Everyone in the field is looking forward to the reopening of Hong Kong Museum of Art (HKMoA) in November. Examining the museum’s history and its list of Chief Curators, one finds a long-established connection between HKU Fine Arts and the museum.
Prof. Chuang Shen supervised a master’s student in the late 1960s who wrote his thesis on Chinese art. This student was Mr. Laurence Tam Chi Sing 譚志成 (1933-2013). After his graduation, Tam joined HKMoA in 1976 as a curator and served as the first Chief Curator from1985-1993. He kept close contact with his alma mater. Prof. Chuang, who sincerely cared about his students’ future careers, was eager to introduce this former student of his to the more junior ones. In 1979, the Fine Arts Society (1979-1980) invited Tam to be their guest speaker, where he shared his museum work experience with current HKU Fine Arts students. Not only were the students excited to meet and speak with a practitioner in the field, but they were also offered summer internships and further opportunities at HKMoA.
As HKMoA continued to expand through the 1980s and 90s, more and more of our Fine Arts graduates, with their passion in art and solid art history training, were able to join the museum’s curatorial team.
Ms.

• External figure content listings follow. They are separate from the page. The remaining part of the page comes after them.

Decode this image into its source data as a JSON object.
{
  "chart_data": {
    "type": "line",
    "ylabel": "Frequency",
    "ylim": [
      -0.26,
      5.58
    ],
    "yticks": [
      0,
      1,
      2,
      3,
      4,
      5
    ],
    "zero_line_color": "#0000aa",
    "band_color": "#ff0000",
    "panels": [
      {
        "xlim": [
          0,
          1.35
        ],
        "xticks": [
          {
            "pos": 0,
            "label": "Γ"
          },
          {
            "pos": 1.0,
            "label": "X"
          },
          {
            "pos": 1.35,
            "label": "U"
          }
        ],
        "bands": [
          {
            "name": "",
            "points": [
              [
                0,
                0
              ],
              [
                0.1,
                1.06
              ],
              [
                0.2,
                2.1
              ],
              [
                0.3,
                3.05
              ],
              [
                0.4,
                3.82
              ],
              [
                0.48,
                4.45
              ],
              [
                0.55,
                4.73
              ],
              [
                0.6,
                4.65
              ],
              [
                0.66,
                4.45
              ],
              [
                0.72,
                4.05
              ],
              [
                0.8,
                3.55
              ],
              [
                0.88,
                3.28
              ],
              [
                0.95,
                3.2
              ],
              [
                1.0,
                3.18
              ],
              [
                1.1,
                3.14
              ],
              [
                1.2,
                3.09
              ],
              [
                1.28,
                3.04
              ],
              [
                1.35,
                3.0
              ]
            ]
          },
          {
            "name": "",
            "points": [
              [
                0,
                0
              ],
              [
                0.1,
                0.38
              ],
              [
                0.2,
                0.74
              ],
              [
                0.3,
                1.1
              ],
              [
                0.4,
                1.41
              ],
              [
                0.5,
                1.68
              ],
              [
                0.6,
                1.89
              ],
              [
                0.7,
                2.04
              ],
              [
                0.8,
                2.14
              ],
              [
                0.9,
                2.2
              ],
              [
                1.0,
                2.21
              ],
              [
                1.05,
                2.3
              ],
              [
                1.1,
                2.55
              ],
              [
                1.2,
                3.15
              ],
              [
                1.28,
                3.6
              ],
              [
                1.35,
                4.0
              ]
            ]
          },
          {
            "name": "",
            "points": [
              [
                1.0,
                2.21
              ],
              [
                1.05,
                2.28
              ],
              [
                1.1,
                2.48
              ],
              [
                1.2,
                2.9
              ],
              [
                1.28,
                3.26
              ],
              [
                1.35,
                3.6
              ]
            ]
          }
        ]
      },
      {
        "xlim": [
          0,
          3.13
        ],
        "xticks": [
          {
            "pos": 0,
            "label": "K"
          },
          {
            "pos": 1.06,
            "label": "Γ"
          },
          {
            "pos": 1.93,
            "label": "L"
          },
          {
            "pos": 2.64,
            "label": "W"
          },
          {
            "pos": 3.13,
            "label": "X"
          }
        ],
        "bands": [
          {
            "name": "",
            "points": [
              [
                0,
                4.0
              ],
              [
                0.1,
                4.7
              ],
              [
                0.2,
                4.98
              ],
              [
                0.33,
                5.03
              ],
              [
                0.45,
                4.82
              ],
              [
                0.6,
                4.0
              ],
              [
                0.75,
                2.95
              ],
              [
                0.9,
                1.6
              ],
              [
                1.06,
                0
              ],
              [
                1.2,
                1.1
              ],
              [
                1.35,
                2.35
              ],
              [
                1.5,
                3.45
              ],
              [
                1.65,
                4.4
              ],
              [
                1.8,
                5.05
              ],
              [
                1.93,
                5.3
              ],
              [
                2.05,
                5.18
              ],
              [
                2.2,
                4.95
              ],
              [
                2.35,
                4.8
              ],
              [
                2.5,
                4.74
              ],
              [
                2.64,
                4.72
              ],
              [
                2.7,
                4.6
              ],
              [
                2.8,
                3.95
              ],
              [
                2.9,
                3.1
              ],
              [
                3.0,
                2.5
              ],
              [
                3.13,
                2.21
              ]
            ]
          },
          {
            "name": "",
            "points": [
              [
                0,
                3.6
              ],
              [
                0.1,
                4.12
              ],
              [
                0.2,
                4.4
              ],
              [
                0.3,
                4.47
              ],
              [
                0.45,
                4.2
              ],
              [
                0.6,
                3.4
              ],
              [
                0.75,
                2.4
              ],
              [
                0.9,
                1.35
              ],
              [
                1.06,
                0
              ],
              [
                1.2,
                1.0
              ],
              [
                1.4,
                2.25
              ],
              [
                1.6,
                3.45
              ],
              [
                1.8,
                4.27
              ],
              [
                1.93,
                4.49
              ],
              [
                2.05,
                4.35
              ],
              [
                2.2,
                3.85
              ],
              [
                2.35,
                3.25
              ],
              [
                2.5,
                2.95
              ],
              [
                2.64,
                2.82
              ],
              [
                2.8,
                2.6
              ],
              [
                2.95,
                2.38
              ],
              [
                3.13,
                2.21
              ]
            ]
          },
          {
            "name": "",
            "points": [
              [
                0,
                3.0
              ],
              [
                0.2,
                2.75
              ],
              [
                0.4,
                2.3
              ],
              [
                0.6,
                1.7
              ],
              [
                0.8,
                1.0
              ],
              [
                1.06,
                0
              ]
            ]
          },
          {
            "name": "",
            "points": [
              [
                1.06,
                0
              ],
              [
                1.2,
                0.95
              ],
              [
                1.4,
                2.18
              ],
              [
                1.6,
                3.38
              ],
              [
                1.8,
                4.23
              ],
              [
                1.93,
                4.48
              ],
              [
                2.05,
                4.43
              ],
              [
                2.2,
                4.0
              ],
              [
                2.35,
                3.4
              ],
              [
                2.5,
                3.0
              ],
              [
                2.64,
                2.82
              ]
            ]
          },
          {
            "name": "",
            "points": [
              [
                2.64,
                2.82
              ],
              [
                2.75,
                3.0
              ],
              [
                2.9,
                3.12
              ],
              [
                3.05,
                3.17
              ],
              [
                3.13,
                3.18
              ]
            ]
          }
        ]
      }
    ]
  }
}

Eve Tam Mei Yee 譚美兒, who graduated with a Fine Arts major in the early 1990s, is another key figure of HKMoA who has served as the Museum Director since 2012 and oversees the museum’s most recent transformation. She thanks Dr. Carolyn Muir for encouraging her to take that very first step into the world of art appreciation. She also thanks Prof. Shih Hsio-yen and Prof. David Clarke for their training on connoisseurship and critical thinking. Ms. Tam notes that HKMoA is different from many other art spaces in Hong Kong in that its collection represents a remarkably wide spectrum, including not only contemporary art but also historical artifacts. Art historians who specialize in traditional ink paintings and antique objects are therefore highly sought after. Given this demand, local and abroad, she believes HKU Fine Arts has a unique position to provide young scholars with such invaluable expertise. Apart from encouraging more young people to develop this specialized interest in art history, she sees an ever growing need for the department to continue to instill the skill of image-reading, which will be beneficial across disciplines and widely important in this visually explosive 21st century.